Winchell, 105 F.3d 1111, 1122 (6th Cir. 1997)). Because judges must feel free to act without fear of incurring personal liability for their actions in court, judicial immunity remains in force even if the actions are alleged to be legally incorrect, in bad faith, malicious, or corrupt, Mireles v. Waco, 502 U.S. 9, 11-12 (1991), or are taken as a result of a conspiracy with others. Dennis v. Sparks, 449 U.S. 24, 27 (1980). Cespedes alleges that Judge Murt violated his civil rights by not allowing him to file an appeal. Because his claim involves actions taken by Judge Murt in his judicial capacity in an action over which he clearly could exercise jurisdiction, the § 1983 claim is dismissed with prejudice. 3. Attorney Hosay As noted, Cespedes fails to allege any facts concerning how Defendant Hosay violated his rights. His claim is not plausible for this reason. See Rode v. Dellarciprete, 845 F.2d 1195, 1207 (3d Cir. 1988) (“A defendant in a civil rights action must have personal involvement in the alleged wrongs” to be liable.). To the extent that he has named Hosay based on his actions as an
attorney representing Cespedes, the claim is also not plausible. “Attorneys performing their traditional functions will not be considered state actors solely on the basis of their position as officers of the court.” Angelico v. Lehigh Valley Hosp., Inc., 184 F.3d 268, 277 (3d Cir. 1999); see also Clark v.

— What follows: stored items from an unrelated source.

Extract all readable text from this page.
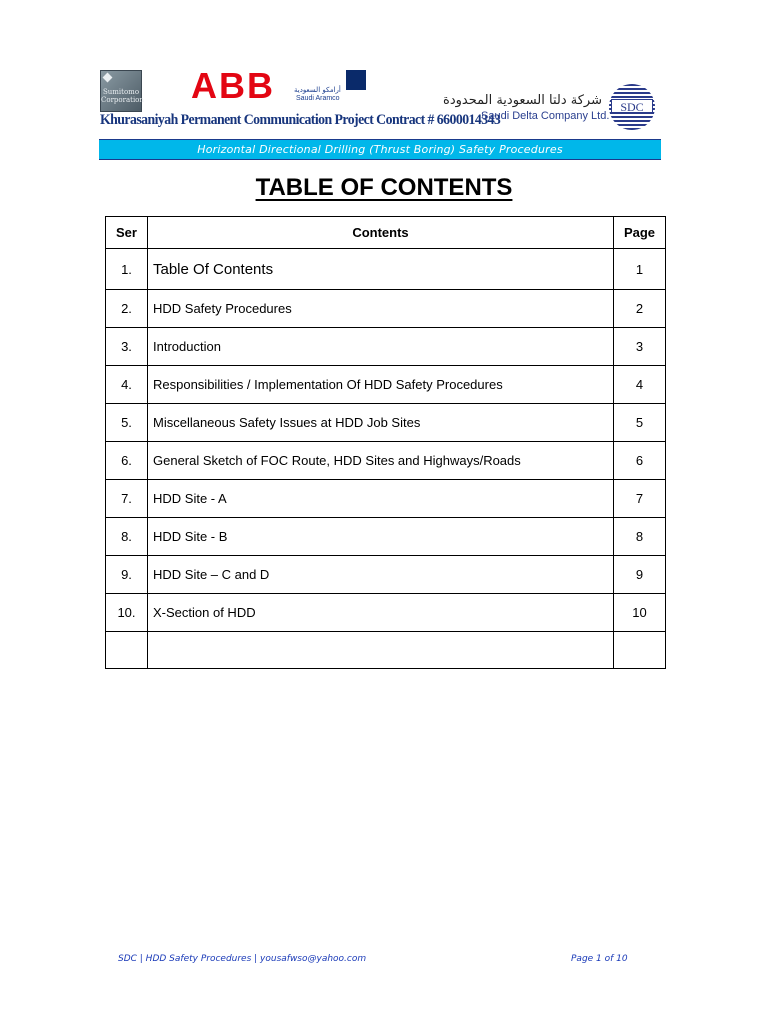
Sumitomo Corporation ABB	أرامكو السعودية
Saudi Aramco
Khurasaniyah Permanent Communication Project Contract # 6600014343
شركة دلتا السعودية المحدودة
Saudi Delta Company Ltd.
SDC
Horizontal Directional Drilling (Thrust Boring) Safety Procedures
TABLE OF CONTENTS
Ser	Contents	Page
1.	Table Of Contents	1
2.	HDD Safety Procedures	2
3.	Introduction	3
4.	Responsibilities / Implementation Of HDD Safety Procedures	4
5.	Miscellaneous Safety Issues at HDD Job Sites	5
6.	General Sketch of FOC Route, HDD Sites and Highways/Roads	6
7.	HDD Site - A	7
8.	HDD Site - B	8
9.	HDD Site – C and D	9
10.	X-Section of HDD	10

SDC | HDD Safety Procedures | yousafwso@yahoo.com	Page 1 of 10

Punshon, 516 F. App’x 97, 99 (3d Cir. 2013) (per curiam) (noting that a court- appointed attorney is not a state actor for purposes of § 1983); Webb v. Chapman, 852 F. App’x 659, 660 (3d Cir. 2021) (per curiam) (“[A]ttorneys representing individuals in criminal proceedings generally are not state actors for purposes of § 1983.”). B. Breach of Contract Cespedes also mentions breach of contract. Because the Court has dismissed his federal claims, the Court will not exercise supplemental jurisdiction under 28 U.S.C. § 1367(c) over any
state law claims. Accordingly, the only independent basis for jurisdiction over any such claims is 28 U.S.C. § 1332(a), which grants a district court jurisdiction over a case in which “the matter in controversy exceeds the sum or value of $75,000, exclusive of interest and costs, and is between . . . citizens of different States.” Section 1332(a) requires “‘complete diversity between all plaintiffs and all defendants,’ even though only minimal diversity is constitutionally required. This means that, unless there is some other basis for jurisdiction, ‘no plaintiff [may] be a citizen of the same state as any defendant.’” Lincoln, Ben. Life Co., 800 F.3d at 104 (quoting Lincoln Prop. Co. v. Roche, 546 U.S. 81, 89 (2005) and Zambelli Fireworks Mfg. Co. v. Wood, 592 F.3d 412, 419 (3d Cir. 2010) (internal footnotes omitted)). An individual is a citizen of the state where he is domiciled, meaning the state where he is physically present and intends to remain. See Washington v. Hovensa LLC, 652 F.3d 340, 344 (3d Cir. 2011). It is the plaintiff's burden to establish diversity of citizenship. See, e.g., Gibbs v. Buck, 307 U.S. 66, 72 (1939); Quaker State Dyeing &
Finishing Co., Inc. v. ITT Terryphone Corp., 461 F.2d 1140, 1143 (3d Cir. 1972) (stating that, in diversity cases, the plaintiff must demonstrate complete diversity between the parties and that the amount in controversy requirement has been met); Jackson v. Rosen, No. 20-2842, 2020 WL 3498131, at *8 (E.D. Pa. June 26, 2020). Cespedes does not allege the citizenship of the parties. Rather, he provides only Pennsylvania addresses for himself and the Defendants, which suggests that he and some, if not all, of the Defendants may be Pennsylvania citizens. Accordingly, he has not sufficiently alleged that the parties are diverse for purposes of establishing the Court’s jurisdiction over any state law claims he intends to pursue. IV. CONCLUSION
For the reasons stated, all of Cespedes’s federal law claims are dismissed with prejudice and his state law claims are dismissed without prejudice for lack of subject matter jurisdiction. An order dismissing the Complaint will be entered separately. BY THE COURT:
/s/ Chad F. Kenney __________________________________________ CHAD F. KENNEY, J.